Now the magnetic current has the right phase angle.
magnetic current from the bifilar coil and the dielectric displacement current of the High voltage coil are now both in phase!!!

power in: 4.0V @ 1,44 amps =5.76W

voltage= high, but will be even higher.
current is 7.84A (-90 degrees!)

Note that I only power the high voltage coil.
The high current coil if fully driven by the capacitive coupling to the high voltage coil.
Amazing!

In theory this produces a real output into a resistive load.
But I first need to find the right wire for the output coil.

I gave the HV AC primary two more windings, and hooked it up to my own PCB, tuned it, and it works.
I cranked the voltage up, and gave it more power.
easily got 14 A peak to peak. (green) from memory this was around 6,5V with 2.5 amps or something near that
still tuned to 28,9 kc/s

voltage (yellow) says 3.2kV pp but its higher than that, as the probe was clipped on the output wire of the HV transformer (thick isolated coating)
ozone smell coming off the connection. need to solder that and isolate it.

I use earth ground now on the secondary of the AC transformer.
But I need to ground it on the neutral of the circuit, or the "middle" of the push pull driver, as that has a lot of capacity on both sides, to keep the voltage stable.

Then next... connecting the choke coil to the bifilar coil.
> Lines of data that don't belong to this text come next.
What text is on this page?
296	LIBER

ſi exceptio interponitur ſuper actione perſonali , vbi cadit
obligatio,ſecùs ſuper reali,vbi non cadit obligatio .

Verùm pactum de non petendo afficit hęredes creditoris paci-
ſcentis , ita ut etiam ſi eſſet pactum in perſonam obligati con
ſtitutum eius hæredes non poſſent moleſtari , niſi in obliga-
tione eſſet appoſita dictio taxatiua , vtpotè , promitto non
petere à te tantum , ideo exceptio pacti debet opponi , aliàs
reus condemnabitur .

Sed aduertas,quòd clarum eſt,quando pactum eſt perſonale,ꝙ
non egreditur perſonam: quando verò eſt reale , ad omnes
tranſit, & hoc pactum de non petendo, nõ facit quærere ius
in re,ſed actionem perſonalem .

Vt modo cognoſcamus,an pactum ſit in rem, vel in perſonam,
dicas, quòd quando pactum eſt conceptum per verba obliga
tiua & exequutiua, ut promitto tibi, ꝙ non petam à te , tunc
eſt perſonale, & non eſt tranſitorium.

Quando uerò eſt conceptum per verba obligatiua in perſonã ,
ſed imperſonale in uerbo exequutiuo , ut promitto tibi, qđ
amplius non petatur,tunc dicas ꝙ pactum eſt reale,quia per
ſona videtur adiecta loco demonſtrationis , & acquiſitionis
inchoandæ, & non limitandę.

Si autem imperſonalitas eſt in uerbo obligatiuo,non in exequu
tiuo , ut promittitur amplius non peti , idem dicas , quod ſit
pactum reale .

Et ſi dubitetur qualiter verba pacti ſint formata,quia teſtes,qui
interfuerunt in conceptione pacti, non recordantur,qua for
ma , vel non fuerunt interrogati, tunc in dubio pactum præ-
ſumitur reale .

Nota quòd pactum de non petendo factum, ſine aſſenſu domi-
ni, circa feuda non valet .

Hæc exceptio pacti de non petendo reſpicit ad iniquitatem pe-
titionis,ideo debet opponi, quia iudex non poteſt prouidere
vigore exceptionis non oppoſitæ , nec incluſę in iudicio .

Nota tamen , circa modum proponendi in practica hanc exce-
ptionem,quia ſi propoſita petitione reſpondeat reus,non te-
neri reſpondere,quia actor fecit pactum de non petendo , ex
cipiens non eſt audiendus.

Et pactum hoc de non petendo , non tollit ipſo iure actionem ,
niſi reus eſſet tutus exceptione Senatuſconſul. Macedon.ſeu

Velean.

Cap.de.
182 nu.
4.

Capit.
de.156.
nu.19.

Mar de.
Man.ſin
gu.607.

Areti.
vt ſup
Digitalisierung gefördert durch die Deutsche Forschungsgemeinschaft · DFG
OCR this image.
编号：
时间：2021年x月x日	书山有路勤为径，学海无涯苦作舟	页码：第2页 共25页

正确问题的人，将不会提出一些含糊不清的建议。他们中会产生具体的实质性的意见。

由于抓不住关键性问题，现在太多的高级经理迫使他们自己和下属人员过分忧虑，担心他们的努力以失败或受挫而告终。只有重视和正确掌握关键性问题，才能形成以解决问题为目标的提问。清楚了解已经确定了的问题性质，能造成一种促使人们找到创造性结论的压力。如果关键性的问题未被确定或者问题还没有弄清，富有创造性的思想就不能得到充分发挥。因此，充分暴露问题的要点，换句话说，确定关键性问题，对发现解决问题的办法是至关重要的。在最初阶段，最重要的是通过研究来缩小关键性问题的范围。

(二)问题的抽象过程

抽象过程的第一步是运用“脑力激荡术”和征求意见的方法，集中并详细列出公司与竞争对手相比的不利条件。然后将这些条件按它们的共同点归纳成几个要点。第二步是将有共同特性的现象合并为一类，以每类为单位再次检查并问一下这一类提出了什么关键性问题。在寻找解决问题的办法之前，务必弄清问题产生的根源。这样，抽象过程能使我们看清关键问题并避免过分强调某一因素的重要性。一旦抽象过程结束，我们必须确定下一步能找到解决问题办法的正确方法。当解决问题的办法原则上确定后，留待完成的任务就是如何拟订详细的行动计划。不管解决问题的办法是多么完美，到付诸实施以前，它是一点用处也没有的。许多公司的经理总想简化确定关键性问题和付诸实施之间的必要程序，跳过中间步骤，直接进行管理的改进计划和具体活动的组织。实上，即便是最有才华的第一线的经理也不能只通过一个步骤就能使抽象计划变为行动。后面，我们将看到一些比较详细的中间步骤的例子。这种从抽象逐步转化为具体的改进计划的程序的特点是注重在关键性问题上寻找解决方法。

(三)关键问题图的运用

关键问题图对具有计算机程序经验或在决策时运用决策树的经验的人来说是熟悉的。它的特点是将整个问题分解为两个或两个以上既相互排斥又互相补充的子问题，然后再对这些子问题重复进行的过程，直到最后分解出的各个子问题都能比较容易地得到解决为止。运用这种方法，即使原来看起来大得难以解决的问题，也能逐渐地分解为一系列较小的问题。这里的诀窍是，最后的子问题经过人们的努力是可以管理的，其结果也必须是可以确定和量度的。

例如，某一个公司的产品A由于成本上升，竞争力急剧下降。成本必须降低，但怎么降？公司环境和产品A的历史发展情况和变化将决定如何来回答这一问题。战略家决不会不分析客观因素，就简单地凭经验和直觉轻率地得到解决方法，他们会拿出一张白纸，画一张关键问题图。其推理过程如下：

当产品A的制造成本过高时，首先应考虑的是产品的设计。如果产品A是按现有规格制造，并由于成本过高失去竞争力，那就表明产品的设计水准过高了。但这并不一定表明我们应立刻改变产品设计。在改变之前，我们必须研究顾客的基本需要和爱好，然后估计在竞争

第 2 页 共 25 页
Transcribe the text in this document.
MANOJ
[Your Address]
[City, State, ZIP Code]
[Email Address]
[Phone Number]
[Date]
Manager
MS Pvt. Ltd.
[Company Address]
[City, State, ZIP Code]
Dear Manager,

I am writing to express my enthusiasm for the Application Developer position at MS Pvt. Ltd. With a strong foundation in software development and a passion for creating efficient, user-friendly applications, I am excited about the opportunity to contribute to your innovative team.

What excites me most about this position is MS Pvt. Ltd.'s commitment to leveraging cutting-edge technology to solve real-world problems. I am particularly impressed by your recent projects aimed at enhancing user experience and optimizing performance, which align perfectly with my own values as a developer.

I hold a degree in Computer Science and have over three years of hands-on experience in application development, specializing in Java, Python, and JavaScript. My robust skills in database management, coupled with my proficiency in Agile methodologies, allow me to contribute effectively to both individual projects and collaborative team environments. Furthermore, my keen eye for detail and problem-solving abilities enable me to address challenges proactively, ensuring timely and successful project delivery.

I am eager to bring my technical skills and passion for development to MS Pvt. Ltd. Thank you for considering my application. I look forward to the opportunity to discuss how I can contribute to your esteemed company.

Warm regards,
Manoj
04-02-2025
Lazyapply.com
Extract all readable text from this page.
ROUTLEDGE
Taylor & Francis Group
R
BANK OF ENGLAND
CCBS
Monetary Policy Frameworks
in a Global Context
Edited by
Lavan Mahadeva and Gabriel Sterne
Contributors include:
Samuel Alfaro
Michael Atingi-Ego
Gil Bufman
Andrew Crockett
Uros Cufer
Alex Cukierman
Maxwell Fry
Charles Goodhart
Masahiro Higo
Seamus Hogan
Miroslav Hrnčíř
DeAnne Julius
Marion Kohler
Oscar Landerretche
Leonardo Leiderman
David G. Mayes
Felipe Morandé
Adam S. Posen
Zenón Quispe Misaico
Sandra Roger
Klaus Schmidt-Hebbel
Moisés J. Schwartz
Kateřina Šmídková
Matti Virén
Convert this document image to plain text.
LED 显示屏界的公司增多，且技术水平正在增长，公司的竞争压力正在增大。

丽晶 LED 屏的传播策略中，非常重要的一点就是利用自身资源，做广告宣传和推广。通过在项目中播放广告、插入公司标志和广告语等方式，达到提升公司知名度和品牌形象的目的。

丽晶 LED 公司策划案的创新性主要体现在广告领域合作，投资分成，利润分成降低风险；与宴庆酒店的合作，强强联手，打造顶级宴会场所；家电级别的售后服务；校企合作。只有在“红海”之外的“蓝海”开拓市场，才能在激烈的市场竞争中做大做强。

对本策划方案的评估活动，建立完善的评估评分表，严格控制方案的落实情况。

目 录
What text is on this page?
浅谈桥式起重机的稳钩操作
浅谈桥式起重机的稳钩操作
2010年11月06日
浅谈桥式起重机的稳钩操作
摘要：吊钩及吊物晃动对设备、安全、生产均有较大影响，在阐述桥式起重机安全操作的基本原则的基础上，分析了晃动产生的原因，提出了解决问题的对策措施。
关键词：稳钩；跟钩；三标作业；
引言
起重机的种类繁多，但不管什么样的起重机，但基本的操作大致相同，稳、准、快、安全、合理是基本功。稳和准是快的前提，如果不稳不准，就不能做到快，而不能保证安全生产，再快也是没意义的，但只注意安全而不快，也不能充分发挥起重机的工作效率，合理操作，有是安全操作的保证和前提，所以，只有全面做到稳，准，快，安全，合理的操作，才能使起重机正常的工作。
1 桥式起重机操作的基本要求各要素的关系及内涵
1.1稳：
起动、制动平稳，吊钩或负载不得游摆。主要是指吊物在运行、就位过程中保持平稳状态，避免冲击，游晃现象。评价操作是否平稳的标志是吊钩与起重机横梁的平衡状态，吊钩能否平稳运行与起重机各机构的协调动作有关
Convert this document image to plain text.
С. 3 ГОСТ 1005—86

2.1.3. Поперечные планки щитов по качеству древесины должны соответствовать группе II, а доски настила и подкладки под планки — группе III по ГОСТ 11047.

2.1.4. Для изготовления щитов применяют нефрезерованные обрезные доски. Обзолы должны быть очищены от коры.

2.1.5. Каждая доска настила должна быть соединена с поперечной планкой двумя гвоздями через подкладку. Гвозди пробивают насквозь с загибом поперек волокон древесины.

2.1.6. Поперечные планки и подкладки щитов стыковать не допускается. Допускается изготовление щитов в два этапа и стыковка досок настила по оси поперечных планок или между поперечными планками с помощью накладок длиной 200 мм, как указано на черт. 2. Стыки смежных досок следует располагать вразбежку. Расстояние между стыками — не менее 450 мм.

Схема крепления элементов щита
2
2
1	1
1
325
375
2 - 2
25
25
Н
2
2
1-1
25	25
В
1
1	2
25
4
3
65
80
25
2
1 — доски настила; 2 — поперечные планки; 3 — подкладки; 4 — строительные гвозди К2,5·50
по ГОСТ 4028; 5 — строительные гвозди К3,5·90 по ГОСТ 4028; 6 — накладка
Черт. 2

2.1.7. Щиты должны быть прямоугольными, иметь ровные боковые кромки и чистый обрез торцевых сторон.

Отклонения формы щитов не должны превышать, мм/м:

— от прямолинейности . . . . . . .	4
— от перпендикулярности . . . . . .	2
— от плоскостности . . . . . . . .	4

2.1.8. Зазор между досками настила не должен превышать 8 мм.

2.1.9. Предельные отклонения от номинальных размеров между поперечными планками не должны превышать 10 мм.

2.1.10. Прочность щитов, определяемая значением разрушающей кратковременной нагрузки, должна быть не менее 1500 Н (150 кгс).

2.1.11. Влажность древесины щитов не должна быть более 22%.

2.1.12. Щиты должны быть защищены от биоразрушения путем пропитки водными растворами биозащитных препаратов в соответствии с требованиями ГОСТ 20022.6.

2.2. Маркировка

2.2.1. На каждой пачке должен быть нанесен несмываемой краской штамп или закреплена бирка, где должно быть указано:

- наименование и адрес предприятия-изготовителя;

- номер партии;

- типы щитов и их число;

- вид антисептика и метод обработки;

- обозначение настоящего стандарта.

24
For that I first need to make the connection to the thick multistrand high current coil.
bugging tedious works. as it is a induction stove coil, multistranded and isolated per strand.
again.... pfff
I tried acid to get the coating off. but... no success...

then there also is the idea of having that choke coil connected to a floating capacitor plate that is high voltage AC. 
wont that spark everthing over? will need to thing this over. before burning my pcb to ashes


PSU current is still high, at low voltage, but I expect it to lower when I get the current coil drive working, as that will draw in energy from ... the ambient medium, like I showed last summer, but then from ground.

I connected the choke to the series connection of the bifilar high current coil.
This shifted the resonant frequency down to 15.5 kc/s
This means I now have to retuned the parallel resonant with a larger capacity.

I also hooked up the current coil power supply, but not yet the mosfets.
strangely the PSU shows voltage, maybe from the choke diode, but the voltage is positive. so no that cant be
probably will need blocking diodes again on the PSU.

can I still use the 20uF to calculate? I think not. but will try any ways.
5.3uF says the calculator.
ok. no problem. I'll dial it in

with 5uF the HC coil is resonant at 14.5
but the HV is resonant at 15.5
so I need less.
4uf is next

strange.
now the HC coil is resonant at 15,27 kc/s with 5.5uF in parallel.
HV coil doesn't show a clear maximum rise.
I will keep this one, although the phase is shifted, So I will detune the HC a bit up in frequency to get the right phase angle.

I tuned up to 15.7 kc/s
the voltage is max, the current is less, it clearly is over its peak. but, now the phase is -90 degrees as it should be.
I should get a bit less capacity. somewhere between 5 and 5,5 uF.
But it will have to do for now.
I also tuned the square wave (orange) to the zero points. with something like 48% duty cycle (4% dead time in total)

calculator says I need 5.233073243 uF  based on f= 15.6546 and L=19.751473466 uH (calculated)
so.. 233nf or, 733nF
let's see if I can find a cap

pfff tuning is it working out today.

I removed 3uf again, so to see the Fr of the HV coil. it is now at 15.5 kc/s
so 5.3uF should be ideal

this is with 5,3uf tuned to max current.
voltage is again also at the max, but... somehow the phase is again shifted.
so I need to detune to get the -90 degrees phase shift.
weird.

I removed the choke again from the center series connection of the bifilar coil, and retuned.
frequency is again at 29.1 kc/s and clearly the phase is at -90 and it stays there while tuning.

This makes me wonder.
should I really connect the choke there? would it also work at one end of the parallel capacitor?